The projects' outcomes show that:
- Adding value preferences and contexts delivers more realistic results in a water-consumption multi-agent simulation
- Given our grounding in the Schwartz’s circumflex model of values and a value preference, some value orders are more prone to shift than others, that is, they are more flexible in terms of changing their preferences
This project is a collaboration between Instituto Superior Técnico, Umea University, Universitat Politecnica Catalunya and Bath University.
An exploratory exercise of values and preferences was carried out which would guide this formalization. This resulted in different outcomes:
1. An agent-based model (ABM) with values and value preferences as part of agents’ deliberation as well as contexts expressed as value preferences. Contexts affected agents in such a way that it may result in them temporarily changing their value preferences according to an effort function (we assumed such effort would be proportional to how much importance each agent gave to their values)
2. A software implementing the above-mentioned model. The code of the ABM can be found in this repository: https://github.com/HPAI-BSC/value-based-water-consumption/
3. A workshop paper presenting the results of experimenting with such ABM.

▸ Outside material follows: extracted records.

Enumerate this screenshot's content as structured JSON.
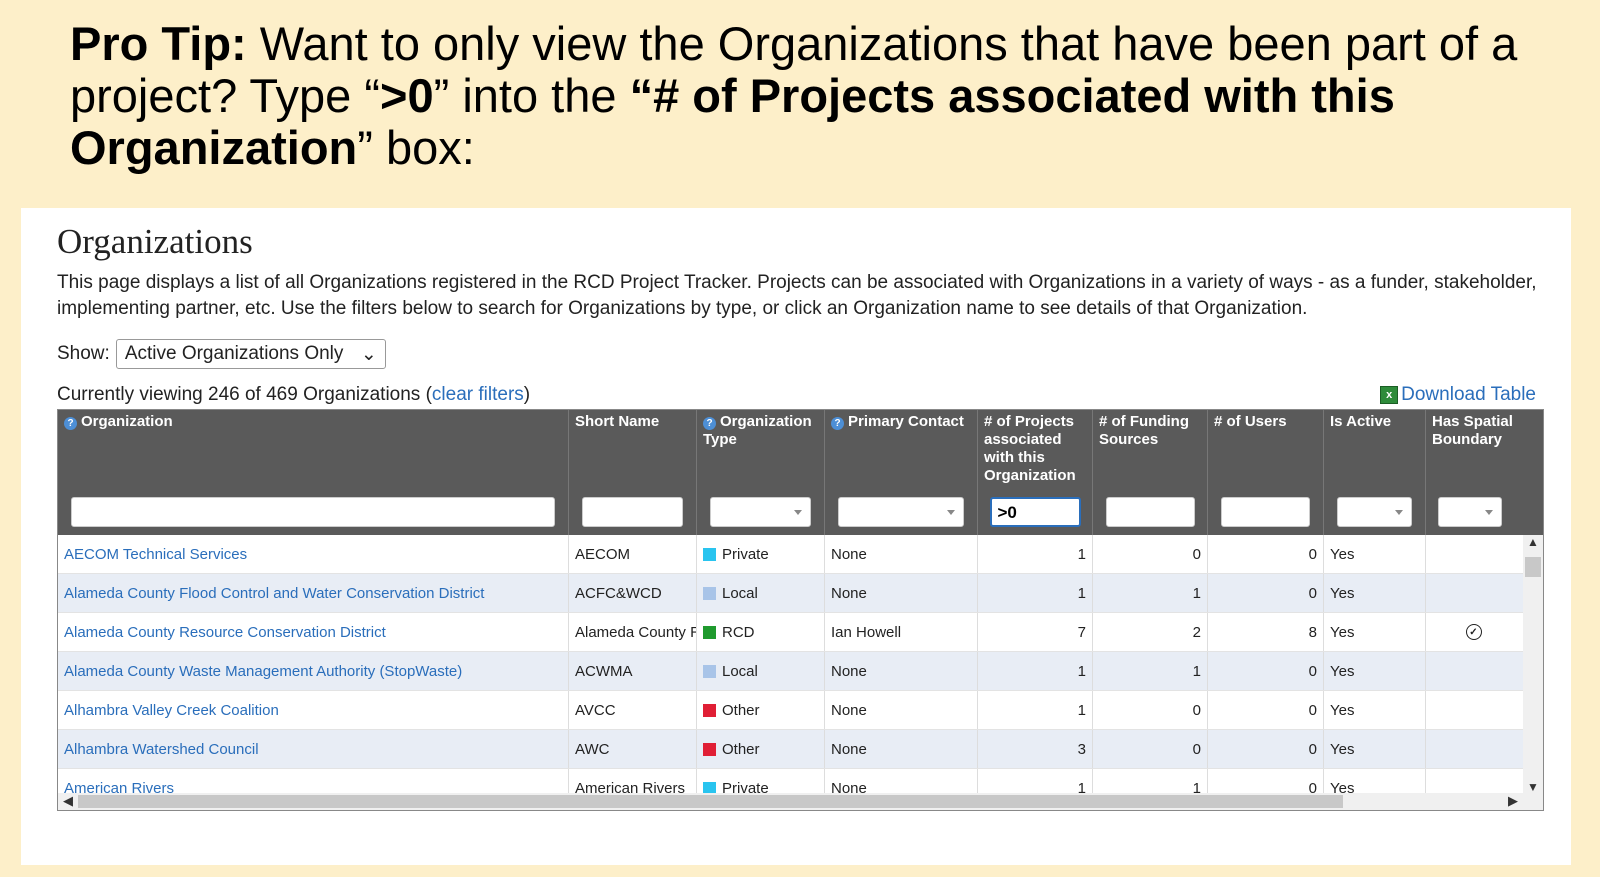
{
  "tip": {
    "p1_bold": "Pro Tip:",
    "p2": " Want to only view the Organizations that have been part of a project? Type “",
    "p3_bold": ">0",
    "p4": "” into the ",
    "p5_bold": "“# of Projects associated with this Organization",
    "p6": "” box:"
  },
  "page": {
    "title": "Organizations",
    "description": "This page displays a list of all Organizations registered in the RCD Project Tracker. Projects can be associated with Organizations in a variety of ways - as a funder, stakeholder, implementing partner, etc. Use the filters below to search for Organizations by type, or click an Organization name to see details of that Organization.",
    "show_label": "Show:",
    "show_value": "Active Organizations Only",
    "viewing_prefix": "Currently viewing 246 of 469 Organizations (",
    "clear_filters": "clear filters",
    "viewing_suffix": ")",
    "download": "Download Table"
  },
  "columns": [
    "Organization",
    "Short Name",
    "Organization Type",
    "Primary Contact",
    "# of Projects associated with this Organization",
    "# of Funding Sources",
    "# of Users",
    "Is Active",
    "Has Spatial Boundary"
  ],
  "filter_projects_value": ">0",
  "rows": [
    {
      "org": "AECOM Technical Services",
      "short": "AECOM",
      "type": "Private",
      "type_color": "#29c4ef",
      "contact": "None",
      "projects": "1",
      "funding": "0",
      "users": "0",
      "active": "Yes",
      "spatial": false
    },
    {
      "org": "Alameda County Flood Control and Water Conservation District",
      "short": "ACFC&WCD",
      "type": "Local",
      "type_color": "#a8c4e8",
      "contact": "None",
      "projects": "1",
      "funding": "1",
      "users": "0",
      "active": "Yes",
      "spatial": false
    },
    {
      "org": "Alameda County Resource Conservation District",
      "short": "Alameda County R",
      "type": "RCD",
      "type_color": "#1f9a2e",
      "contact": "Ian Howell",
      "projects": "7",
      "funding": "2",
      "users": "8",
      "active": "Yes",
      "spatial": true
    },
    {
      "org": "Alameda County Waste Management Authority (StopWaste)",
      "short": "ACWMA",
      "type": "Local",
      "type_color": "#a8c4e8",
      "contact": "None",
      "projects": "1",
      "funding": "1",
      "users": "0",
      "active": "Yes",
      "spatial": false
    },
    {
      "org": "Alhambra Valley Creek Coalition",
      "short": "AVCC",
      "type": "Other",
      "type_color": "#e01f35",
      "contact": "None",
      "projects": "1",
      "funding": "0",
      "users": "0",
      "active": "Yes",
      "spatial": false
    },
    {
      "org": "Alhambra Watershed Council",
      "short": "AWC",
      "type": "Other",
      "type_color": "#e01f35",
      "contact": "None",
      "projects": "3",
      "funding": "0",
      "users": "0",
      "active": "Yes",
      "spatial": false
    },
    {
      "org": "American Rivers",
      "short": "American Rivers",
      "type": "Private",
      "type_color": "#29c4ef",
      "contact": "None",
      "projects": "1",
      "funding": "1",
      "users": "0",
      "active": "Yes",
      "spatial": false
    }
  ]
}
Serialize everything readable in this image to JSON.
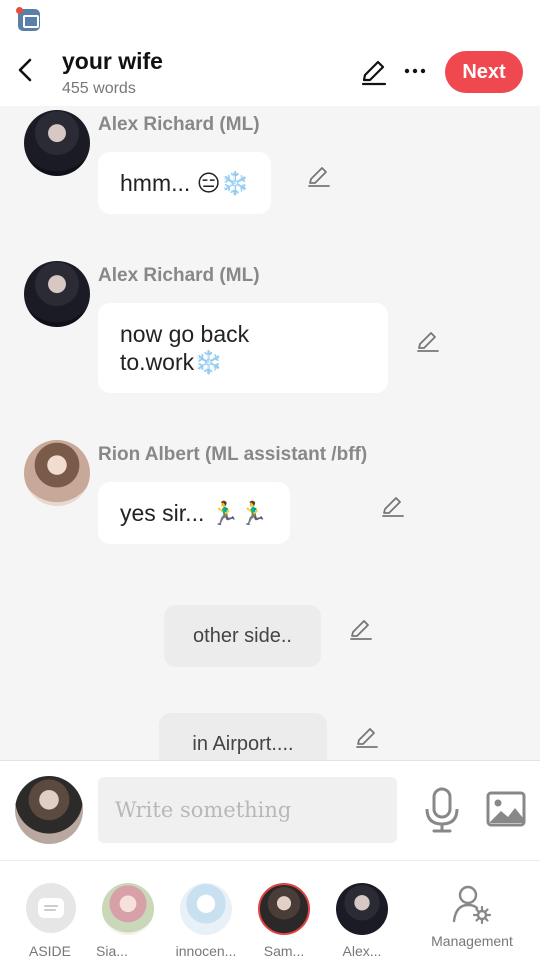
{
  "header": {
    "title": "your wife",
    "word_count": "455 words",
    "next_label": "Next"
  },
  "messages": [
    {
      "sender": "Alex Richard  (ML)",
      "text": "hmm... 😑❄️"
    },
    {
      "sender": "Alex Richard  (ML)",
      "text_line1": "now go back",
      "text_line2": "to.work❄️"
    },
    {
      "sender": "Rion Albert  (ML assistant /bff)",
      "text": "yes  sir... 🏃‍♂️🏃‍♂️"
    },
    {
      "aside": "other side.."
    },
    {
      "aside": "in Airport...."
    }
  ],
  "composer": {
    "placeholder": "Write something"
  },
  "cast": [
    {
      "label": "ASIDE"
    },
    {
      "label": "Sia..."
    },
    {
      "label": "innocen..."
    },
    {
      "label": "Sam..."
    },
    {
      "label": "Alex..."
    }
  ],
  "management_label": "Management",
  "colors": {
    "accent": "#f0484f",
    "selected_ring": "#e24444"
  }
}
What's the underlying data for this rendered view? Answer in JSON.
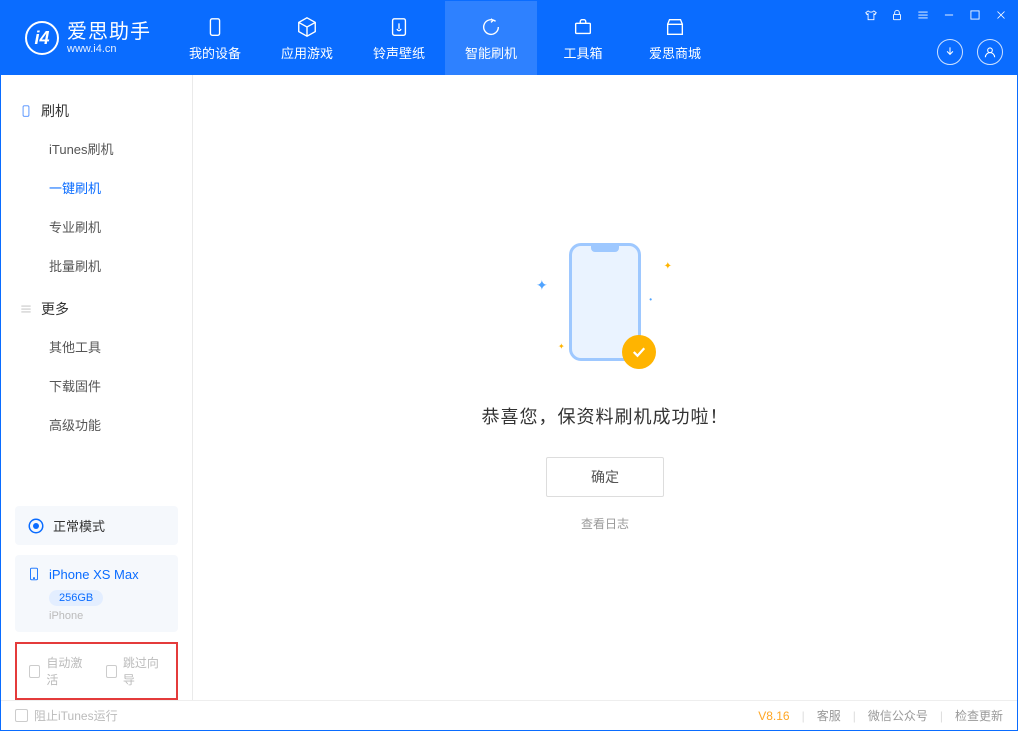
{
  "app": {
    "name_cn": "爱思助手",
    "name_en": "www.i4.cn"
  },
  "nav": {
    "items": [
      {
        "label": "我的设备",
        "icon": "device"
      },
      {
        "label": "应用游戏",
        "icon": "cube"
      },
      {
        "label": "铃声壁纸",
        "icon": "music"
      },
      {
        "label": "智能刷机",
        "icon": "refresh",
        "active": true
      },
      {
        "label": "工具箱",
        "icon": "toolbox"
      },
      {
        "label": "爱思商城",
        "icon": "store"
      }
    ]
  },
  "sidebar": {
    "section1": {
      "title": "刷机",
      "items": [
        "iTunes刷机",
        "一键刷机",
        "专业刷机",
        "批量刷机"
      ],
      "active_index": 1
    },
    "section2": {
      "title": "更多",
      "items": [
        "其他工具",
        "下载固件",
        "高级功能"
      ]
    },
    "mode": "正常模式",
    "device": {
      "name": "iPhone XS Max",
      "capacity": "256GB",
      "type": "iPhone"
    },
    "checkboxes": {
      "auto_activate": "自动激活",
      "skip_guide": "跳过向导"
    }
  },
  "main": {
    "success_msg": "恭喜您，保资料刷机成功啦！",
    "ok_button": "确定",
    "log_link": "查看日志"
  },
  "footer": {
    "block_itunes": "阻止iTunes运行",
    "version": "V8.16",
    "support": "客服",
    "wechat": "微信公众号",
    "update": "检查更新"
  }
}
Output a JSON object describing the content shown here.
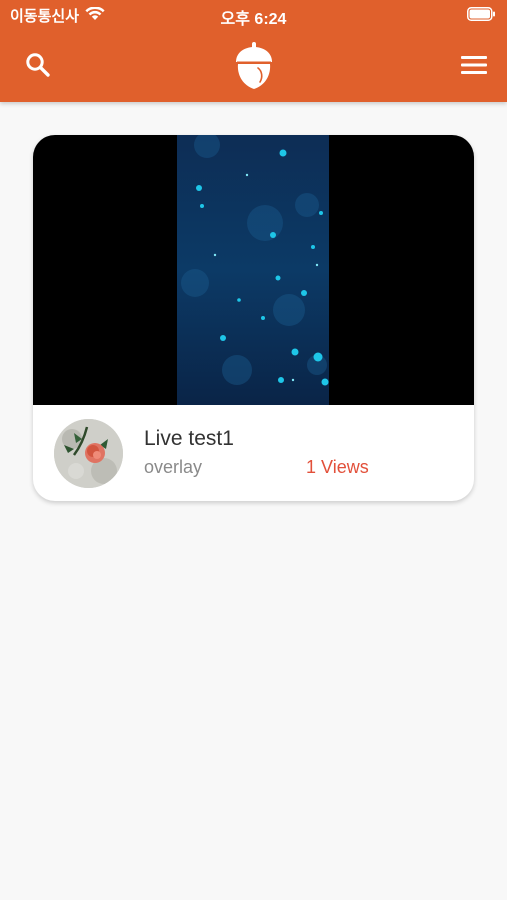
{
  "status_bar": {
    "carrier": "이동통신사",
    "time": "오후 6:24"
  },
  "header": {
    "search_icon": "search-icon",
    "logo_icon": "acorn-logo-icon",
    "menu_icon": "hamburger-menu-icon",
    "background_color": "#e0602c"
  },
  "stream_card": {
    "title": "Live test1",
    "subtitle": "overlay",
    "views": "1 Views",
    "views_color": "#e2503a"
  }
}
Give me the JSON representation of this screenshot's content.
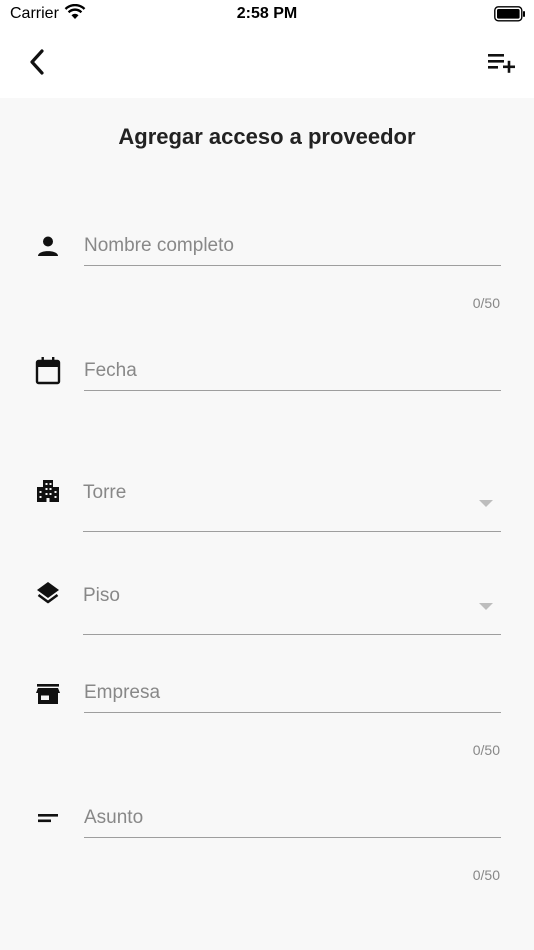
{
  "status_bar": {
    "carrier": "Carrier",
    "time": "2:58 PM"
  },
  "nav": {
    "back_icon": "chevron-left-icon",
    "action_icon": "playlist-add-icon"
  },
  "form": {
    "title": "Agregar acceso a proveedor",
    "fields": {
      "nombre": {
        "placeholder": "Nombre completo",
        "counter": "0/50",
        "icon": "person-icon"
      },
      "fecha": {
        "placeholder": "Fecha",
        "icon": "calendar-icon"
      },
      "torre": {
        "label": "Torre",
        "icon": "buildings-icon"
      },
      "piso": {
        "label": "Piso",
        "icon": "layers-icon"
      },
      "empresa": {
        "placeholder": "Empresa",
        "counter": "0/50",
        "icon": "store-icon"
      },
      "asunto": {
        "placeholder": "Asunto",
        "counter": "0/50",
        "icon": "short-text-icon"
      }
    }
  }
}
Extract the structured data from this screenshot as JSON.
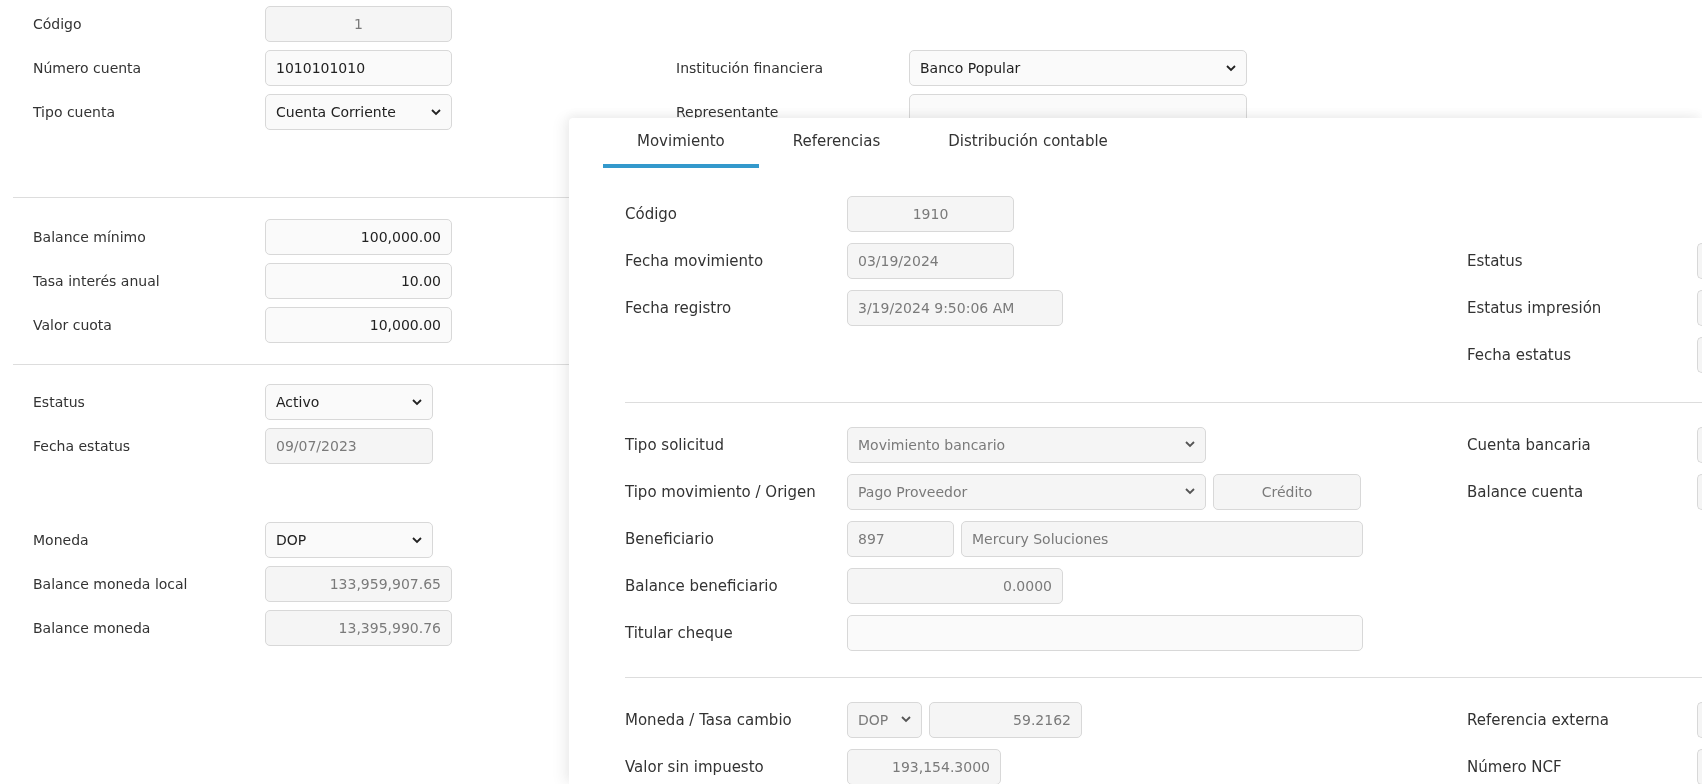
{
  "account_form": {
    "sections": [
      {
        "rows": [
          {
            "label": "Código",
            "fields": [
              {
                "kind": "input",
                "value": "1",
                "disabled": true
              }
            ]
          },
          {
            "label": "Número cuenta",
            "fields": [
              {
                "kind": "input",
                "value": "1010101010",
                "disabled": false
              }
            ]
          },
          {
            "label": "Tipo cuenta",
            "fields": [
              {
                "kind": "select",
                "value": "Cuenta Corriente",
                "disabled": false
              }
            ]
          }
        ]
      },
      {
        "rows": [
          {
            "label": "Balance mínimo",
            "fields": [
              {
                "kind": "input",
                "value": "100,000.00",
                "disabled": false
              }
            ]
          },
          {
            "label": "Tasa interés anual",
            "fields": [
              {
                "kind": "input",
                "value": "10.00",
                "disabled": false
              }
            ]
          },
          {
            "label": "Valor cuota",
            "fields": [
              {
                "kind": "input",
                "value": "10,000.00",
                "disabled": false
              }
            ]
          }
        ]
      },
      {
        "rows": [
          {
            "label": "Estatus",
            "fields": [
              {
                "kind": "select",
                "value": "Activo",
                "disabled": false
              }
            ]
          },
          {
            "label": "Fecha estatus",
            "fields": [
              {
                "kind": "input",
                "value": "09/07/2023",
                "disabled": true
              }
            ]
          }
        ]
      },
      {
        "rows": [
          {
            "label": "Moneda",
            "fields": [
              {
                "kind": "select",
                "value": "DOP",
                "disabled": false
              }
            ]
          },
          {
            "label": "Balance moneda local",
            "fields": [
              {
                "kind": "input",
                "value": "133,959,907.65",
                "disabled": true
              }
            ]
          },
          {
            "label": "Balance moneda",
            "fields": [
              {
                "kind": "input",
                "value": "13,395,990.76",
                "disabled": true
              }
            ]
          }
        ]
      }
    ]
  },
  "bank_info": {
    "rows": [
      {
        "label": "Institución financiera",
        "fields": [
          {
            "kind": "select",
            "value": "Banco Popular",
            "disabled": false
          }
        ]
      },
      {
        "label": "Representante",
        "fields": [
          {
            "kind": "input"
          }
        ]
      }
    ]
  },
  "movement_dialog": {
    "tabs": [
      {
        "label": "Movimiento",
        "selected": true
      },
      {
        "label": "Referencias",
        "selected": false
      },
      {
        "label": "Distribución contable",
        "selected": false
      }
    ],
    "sections": [
      {
        "left": [
          {
            "label": "Código",
            "fields": [
              {
                "kind": "input",
                "value": "1910",
                "disabled": true
              }
            ]
          },
          {
            "label": "Fecha movimiento",
            "fields": [
              {
                "kind": "input",
                "value": "03/19/2024",
                "disabled": true
              }
            ]
          },
          {
            "label": "Fecha registro",
            "fields": [
              {
                "kind": "input",
                "value": "3/19/2024 9:50:06 AM",
                "disabled": true
              }
            ]
          }
        ],
        "right": [
          {
            "label": "Estatus"
          },
          {
            "label": "Estatus impresión"
          },
          {
            "label": "Fecha estatus"
          }
        ]
      },
      {
        "left": [
          {
            "label": "Tipo solicitud",
            "fields": [
              {
                "kind": "select",
                "value": "Movimiento bancario",
                "disabled": true
              }
            ]
          },
          {
            "label": "Tipo movimiento / Origen",
            "fields": [
              {
                "kind": "select",
                "value": "Pago Proveedor",
                "disabled": true
              },
              {
                "kind": "input",
                "value": "Crédito",
                "disabled": true
              }
            ]
          },
          {
            "label": "Beneficiario",
            "fields": [
              {
                "kind": "input",
                "value": "897",
                "disabled": true
              },
              {
                "kind": "input",
                "value": "Mercury Soluciones",
                "disabled": true
              }
            ]
          },
          {
            "label": "Balance beneficiario",
            "fields": [
              {
                "kind": "input",
                "value": "0.0000",
                "disabled": true
              }
            ]
          },
          {
            "label": "Titular cheque",
            "fields": [
              {
                "kind": "input"
              }
            ]
          }
        ],
        "right": [
          {
            "label": "Cuenta bancaria"
          },
          {
            "label": "Balance cuenta"
          }
        ]
      },
      {
        "left": [
          {
            "label": "Moneda / Tasa cambio",
            "fields": [
              {
                "kind": "select",
                "value": "DOP",
                "disabled": true
              },
              {
                "kind": "input",
                "value": "59.2162",
                "disabled": true
              }
            ]
          },
          {
            "label": "Valor sin impuesto",
            "fields": [
              {
                "kind": "input",
                "value": "193,154.3000",
                "disabled": true
              }
            ]
          }
        ],
        "right": [
          {
            "label": "Referencia externa"
          },
          {
            "label": "Número NCF"
          }
        ]
      }
    ]
  }
}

Oliva-Felipe, L., Lobo, I., McKinlay, J., Dignum, F., De Vos, M., Cortés, U., Cortés, A. (2024). Context Matters: Contextual Value-Based Deliberation in Water Consumption Scenarios. In: XXX, Y., et al. Artificial Intelligence. ECAI 2024 International Workshops. ECAI 2024. Communications in Computer and Information Science, vol XXXX. Springer, Cham. https://doi.org/XXXX/YYYYY (accepted, to be printed)
These outputs are intended to guide the subsequent formalization and architecture design for value-aware agents.